The assessment says the economic effects of climate change could shrink the Gross Domestic Product (GDP) by as much as 10 percent by the end of the century as the nation is saddled with hundreds of billions dollars in climate change costs. With sea levels rising by feet rather than inches, more than $500 billion worth of coastal property could be lost by the year 2100 along with resulting losses in tourism and recreation.
In a sign of how little heed it is paying to the dire warnings, the Trump Administration dumped the report on Black Friday in the midst of a four-day Thanksgiving holiday weekend in the hope that fewer people would notice.
“I don’t believe it,” President Donald Trump said of the report.

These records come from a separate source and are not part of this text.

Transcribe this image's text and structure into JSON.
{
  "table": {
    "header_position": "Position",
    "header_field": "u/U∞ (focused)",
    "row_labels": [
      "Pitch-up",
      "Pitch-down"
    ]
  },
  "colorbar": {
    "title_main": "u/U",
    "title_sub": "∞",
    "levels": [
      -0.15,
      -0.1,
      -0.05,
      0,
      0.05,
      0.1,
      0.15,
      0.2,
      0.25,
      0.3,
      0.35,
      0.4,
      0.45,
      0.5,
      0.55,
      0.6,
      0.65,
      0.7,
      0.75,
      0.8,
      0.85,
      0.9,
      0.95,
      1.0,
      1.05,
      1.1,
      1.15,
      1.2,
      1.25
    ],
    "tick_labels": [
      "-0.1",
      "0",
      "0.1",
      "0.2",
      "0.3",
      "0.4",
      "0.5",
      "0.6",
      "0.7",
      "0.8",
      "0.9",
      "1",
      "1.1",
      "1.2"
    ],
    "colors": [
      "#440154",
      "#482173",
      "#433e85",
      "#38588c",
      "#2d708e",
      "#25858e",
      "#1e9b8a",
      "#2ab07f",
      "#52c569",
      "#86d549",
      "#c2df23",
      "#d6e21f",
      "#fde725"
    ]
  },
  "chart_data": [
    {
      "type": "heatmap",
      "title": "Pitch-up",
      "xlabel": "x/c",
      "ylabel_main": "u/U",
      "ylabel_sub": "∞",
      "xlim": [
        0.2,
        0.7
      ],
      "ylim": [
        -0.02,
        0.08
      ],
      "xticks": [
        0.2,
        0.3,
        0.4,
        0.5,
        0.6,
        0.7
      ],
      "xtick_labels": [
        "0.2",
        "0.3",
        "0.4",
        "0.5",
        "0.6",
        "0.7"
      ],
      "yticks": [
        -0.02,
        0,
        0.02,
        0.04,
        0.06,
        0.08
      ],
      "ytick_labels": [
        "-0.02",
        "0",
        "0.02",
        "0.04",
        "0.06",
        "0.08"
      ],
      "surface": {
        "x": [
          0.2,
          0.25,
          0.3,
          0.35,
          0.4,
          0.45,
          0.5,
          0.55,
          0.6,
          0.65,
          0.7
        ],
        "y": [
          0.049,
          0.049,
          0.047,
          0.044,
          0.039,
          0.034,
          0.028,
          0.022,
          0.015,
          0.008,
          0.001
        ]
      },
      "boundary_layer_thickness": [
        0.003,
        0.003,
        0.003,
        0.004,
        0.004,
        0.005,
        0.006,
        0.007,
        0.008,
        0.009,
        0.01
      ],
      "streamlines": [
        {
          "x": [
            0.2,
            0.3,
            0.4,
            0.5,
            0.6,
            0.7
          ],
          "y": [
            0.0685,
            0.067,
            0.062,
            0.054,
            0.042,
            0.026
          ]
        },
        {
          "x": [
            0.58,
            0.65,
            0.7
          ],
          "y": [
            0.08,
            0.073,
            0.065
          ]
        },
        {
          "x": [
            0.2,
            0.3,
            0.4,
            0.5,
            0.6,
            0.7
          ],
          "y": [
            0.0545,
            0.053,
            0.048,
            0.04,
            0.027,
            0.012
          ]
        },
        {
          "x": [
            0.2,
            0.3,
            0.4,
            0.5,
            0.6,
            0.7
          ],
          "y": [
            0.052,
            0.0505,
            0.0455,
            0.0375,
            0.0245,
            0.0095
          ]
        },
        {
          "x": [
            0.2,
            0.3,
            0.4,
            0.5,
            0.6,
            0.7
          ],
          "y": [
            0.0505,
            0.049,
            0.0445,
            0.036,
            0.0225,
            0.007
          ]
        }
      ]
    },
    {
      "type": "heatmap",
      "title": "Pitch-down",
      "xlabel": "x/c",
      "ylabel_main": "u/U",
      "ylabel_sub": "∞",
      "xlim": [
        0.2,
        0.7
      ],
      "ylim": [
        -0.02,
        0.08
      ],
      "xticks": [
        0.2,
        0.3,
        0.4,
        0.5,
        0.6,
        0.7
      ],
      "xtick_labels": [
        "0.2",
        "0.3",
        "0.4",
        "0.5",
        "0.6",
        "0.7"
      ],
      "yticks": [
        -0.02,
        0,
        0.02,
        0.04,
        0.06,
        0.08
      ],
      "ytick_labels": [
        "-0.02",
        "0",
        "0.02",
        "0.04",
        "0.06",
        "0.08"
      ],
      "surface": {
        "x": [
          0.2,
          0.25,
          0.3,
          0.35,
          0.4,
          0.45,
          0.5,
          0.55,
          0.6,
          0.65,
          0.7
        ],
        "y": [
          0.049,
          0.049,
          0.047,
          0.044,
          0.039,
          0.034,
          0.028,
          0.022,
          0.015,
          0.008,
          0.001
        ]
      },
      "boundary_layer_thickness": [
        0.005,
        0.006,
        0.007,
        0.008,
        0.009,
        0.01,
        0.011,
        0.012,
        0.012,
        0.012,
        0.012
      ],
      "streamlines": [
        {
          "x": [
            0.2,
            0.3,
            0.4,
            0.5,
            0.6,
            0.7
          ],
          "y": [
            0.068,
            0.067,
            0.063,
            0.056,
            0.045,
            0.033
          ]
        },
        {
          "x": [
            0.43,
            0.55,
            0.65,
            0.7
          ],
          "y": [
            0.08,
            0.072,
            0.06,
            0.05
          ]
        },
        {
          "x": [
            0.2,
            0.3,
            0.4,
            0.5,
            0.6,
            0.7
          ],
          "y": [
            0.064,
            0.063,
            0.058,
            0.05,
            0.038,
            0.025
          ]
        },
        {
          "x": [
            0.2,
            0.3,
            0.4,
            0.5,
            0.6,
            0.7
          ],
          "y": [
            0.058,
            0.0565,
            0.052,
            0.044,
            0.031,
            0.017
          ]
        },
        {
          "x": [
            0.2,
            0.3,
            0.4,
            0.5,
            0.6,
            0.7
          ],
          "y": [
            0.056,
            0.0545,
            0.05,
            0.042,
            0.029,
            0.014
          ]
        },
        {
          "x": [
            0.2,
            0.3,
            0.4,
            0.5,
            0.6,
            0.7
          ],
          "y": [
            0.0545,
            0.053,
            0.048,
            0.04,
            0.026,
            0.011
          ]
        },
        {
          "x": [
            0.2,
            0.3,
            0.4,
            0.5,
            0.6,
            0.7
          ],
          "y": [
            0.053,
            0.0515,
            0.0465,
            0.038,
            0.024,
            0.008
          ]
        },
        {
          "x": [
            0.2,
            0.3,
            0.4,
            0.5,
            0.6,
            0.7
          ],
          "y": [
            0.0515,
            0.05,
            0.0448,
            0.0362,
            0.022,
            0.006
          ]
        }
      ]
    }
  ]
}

The Republican Party is largely united behind Trump’s belief that while climate change might be happening, nobody knows precisely why and that the dire warnings are either greatly exaggerated or completely untrue.
The report, which was created by NOAA with inputs from NASA and 11 other federal agencies, emphatically rejects this view.
“[The report] concludes that the evidence of human-caused climate change is overwhelming and continues to strengthen, that the impacts of climate change are intensifying across the country, and that climate-related threats to Americans’ physical, social, and economic well-being are rising,” the assessment stated. “These impacts are projected to intensify—but how much they intensify will depend on actions taken to reduce global greenhouse gas emissions and to adapt to the risks from climate change now and in the coming decades.”
The climate examined a variety of different scenarios for climate change in the decades ahead.
Democrats, who are set to take control of the House of Representatives in January, are already using the report to renews calls for urgent on climate change. Those efforts are being resisted by the president and members of the Republican-controlled Senate, signalling that nothing will be done for at least the next two years.